Dear Doctors,
Thank you so much for the work that you are doing regarding the extremely subpar Nurse Practitioner training. I graduated from an FNP program in 2003 from a respected nursing school in New York City. I Immediately suspected that something was terribly wrong with the training. I received my undergrad at the same university and the assessment, pathophysiology, and pharmacology classes were basically the same course as in nursing school with "advanced" added to a the syllabus. The ball was not at all moved forward. The exams were take-home. I was shocked at the attitude of the professors in that one actually said that primary care physician were "over-educated" for what they do. It was as if the NP training was an alternative to MD training, much like DO training. I worked full time during my two years in school in the ER, took vacations, etc. The schooling hardly interfered with my life. It seemed that everyone received an "A" It was as if grad school was a just a hobby. My clinicals, mercifully assigned by the school, were scattershot, the best being the one hundred hours of woman's health with an MD. In many of the clinicals, I actually felt that the NPs did not have a complete grasp and were "faking it until making it." Good plan in a job such as fashion design, but disturbing and dangerous in patient care.

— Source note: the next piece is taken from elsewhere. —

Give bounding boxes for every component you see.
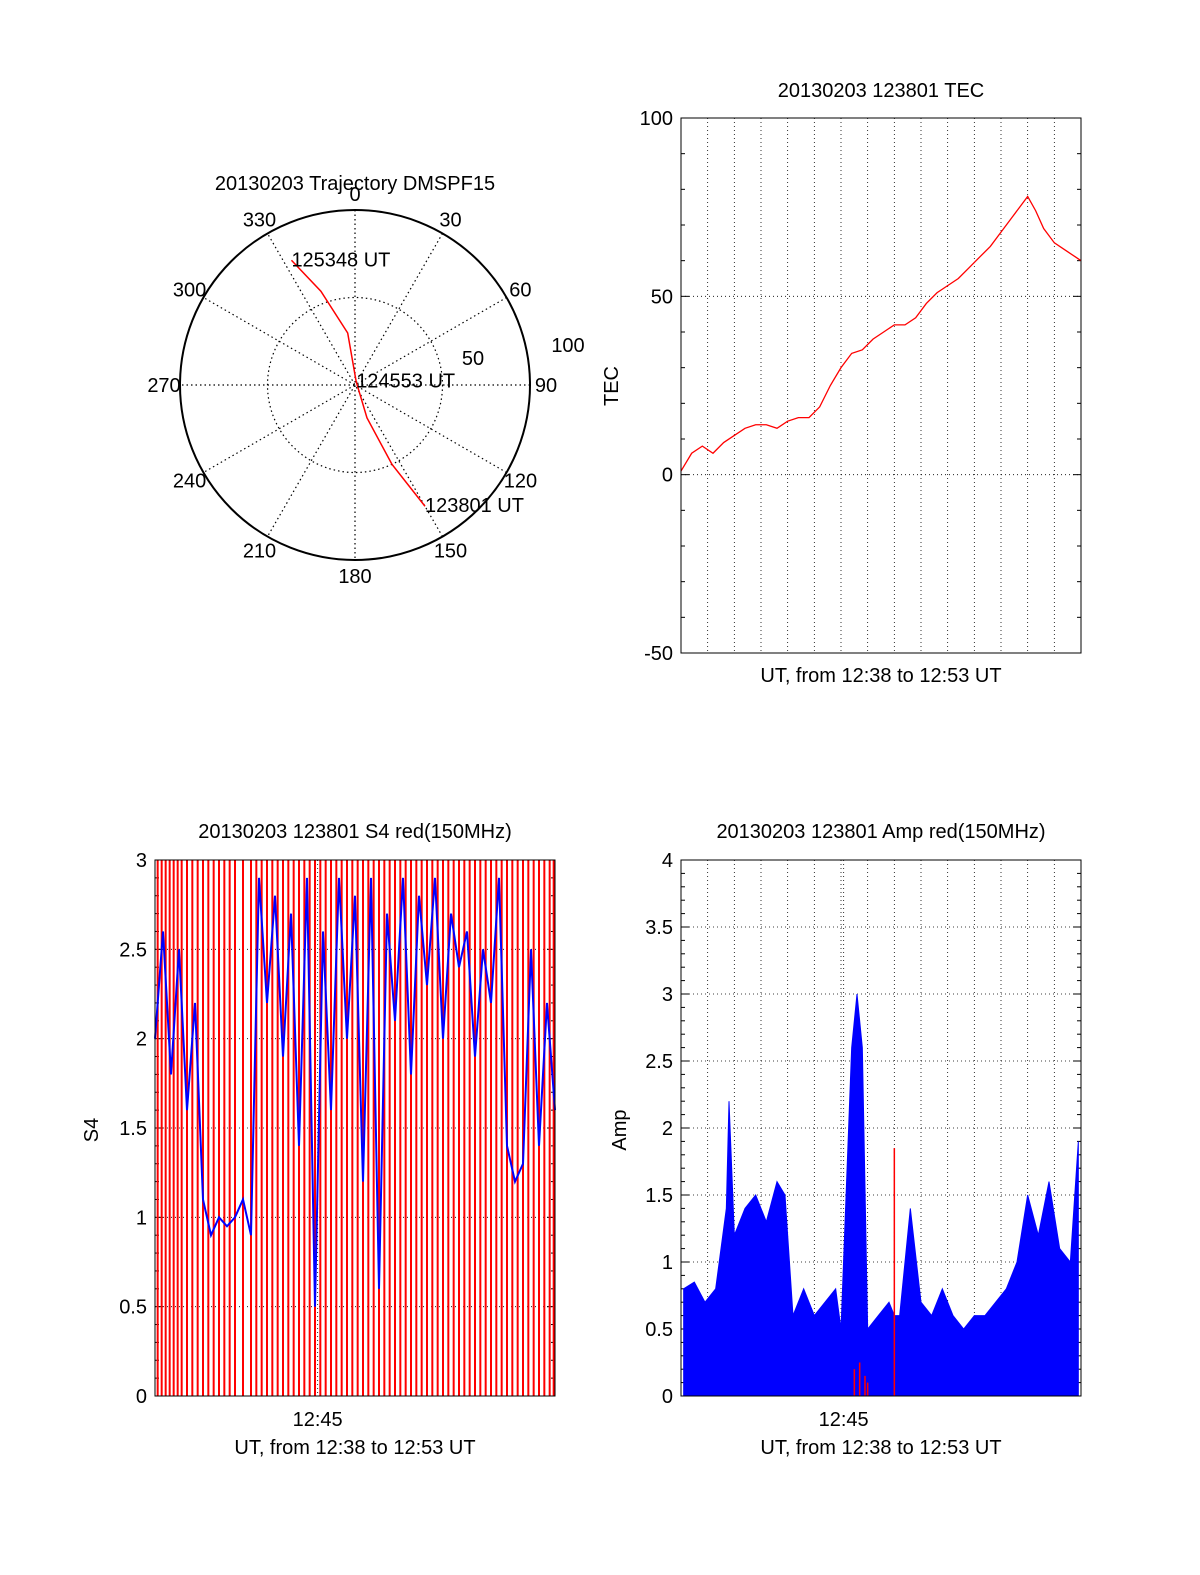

It was shocking what the program did not teach or relegated to just an afternoon seminar—lab interpretation beyond the basics, X-rays, EKGs, antibiotics, even how to treat a patient with co-morbidities. I learned massively more medical information as an emergency room registered nurse. My graduating class was small at the time, only fifteen. Now the same school is graduating nearly a hundred, flooding the market year after year.
I suppose patient care is so easy, that anyone can do it, and they are. I wisely decided that I will NEVER work as an NP in direct patient care. The most frightening NP is one who doesn't know what they don't know, and I don't want to be that kind of NP. The graduate degree did open doors for nurse research and nurse coordinator jobs.
I think that there is more trouble on the horizon. The family nurse practitioner now is rather out of fashion, being replaced with acute care nurse practitioner. I know many new and arrogant, nurses that are in that program with the deluded goal, of becoming a "hospitalist". If I wished to switch to acute care, or psych., it would only be three semesters in a certificate program.
Trust me, many, if not the majority of NPs feel the same way as I do. I considered getting a doctorate so I could teach, but decided that I do not want any part of the broken system. The work that you are doing will actually save the profession from imploding, which it will if it continues down this path. I think it needs to be completely dismantled and rebuilt. I am now getting my masters in an entirely different field, one that has some modicum of standards.